Jeffrey M Haddad, Richard E A van Emmerik, Saunders N Whittlesey, Joseph Hamill
Gait & Posture 2006, 23 (4): 429-34
16099160
The purpose of this study was to examine both the intralimb (within a limb) and interlimb (between the right and left limbs) adaptations that occur in response to a unilaterally applied leg load as subjects walked at their preferred walking speed. It was hypothesized that this adaptation would alter interlimb coordination while intralimb coordination remained invariant. Subjects (n = 12) were required to walk on a treadmill at preferred walking speed. Bilateral 3-D kinematic data were collected while a load placed on the leg was increased. Gait adaptations to leg-loading were assessed through changes in coordination patterns between specific limb couplings. Continuous relative phase (CRP) was used to evaluate changes in limb coordination under each experimental load condition compared to a no load baseline condition. Both changes in magnitude of CRP (root-mean-square (RMS) analysis) as well as temporal changes in CRP across the stride cycle (cross-correlation) were assessed. Cross-Correlation values changed with load for all interlimb couplings assessed suggesting alterations in interlimb coordination across the stride cycle. CRP cross-correlation values were close to 1.0 in all the intralimb couplings examined, showing a relative invariance in intralimb coordination. Coordination changes in RMS were also observed for the interlimb couplings. RMS changes were also observed in the intralimb couplings on the loaded side.
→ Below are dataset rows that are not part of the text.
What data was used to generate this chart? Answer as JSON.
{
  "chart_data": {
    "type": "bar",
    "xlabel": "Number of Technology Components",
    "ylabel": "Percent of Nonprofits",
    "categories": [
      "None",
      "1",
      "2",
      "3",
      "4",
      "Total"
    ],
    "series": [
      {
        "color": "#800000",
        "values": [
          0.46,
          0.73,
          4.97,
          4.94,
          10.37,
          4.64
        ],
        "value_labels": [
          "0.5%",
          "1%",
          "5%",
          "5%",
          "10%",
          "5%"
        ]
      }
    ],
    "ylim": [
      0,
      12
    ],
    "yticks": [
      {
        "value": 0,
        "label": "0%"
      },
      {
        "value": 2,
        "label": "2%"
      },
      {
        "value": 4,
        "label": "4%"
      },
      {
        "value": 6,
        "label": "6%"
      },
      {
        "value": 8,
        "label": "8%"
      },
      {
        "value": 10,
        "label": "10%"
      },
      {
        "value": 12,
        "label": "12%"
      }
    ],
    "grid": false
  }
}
It appears that gait adaptations to a unilaterally applied leg load appear both at the intralimb and interlimb level. However, the majority of changes did appear at the interlimb level, where CRP as assessed through both cross-correlation and RMS measures changed. This study supports previous results that suggested a tighter coupling exists at the intralimb level, leaving the majority of gait adaptations to occur at the interlimb level. The observed adaptation in differences between interlimb and intralimb coordination may provide insight into gait adaptations in pathological gait.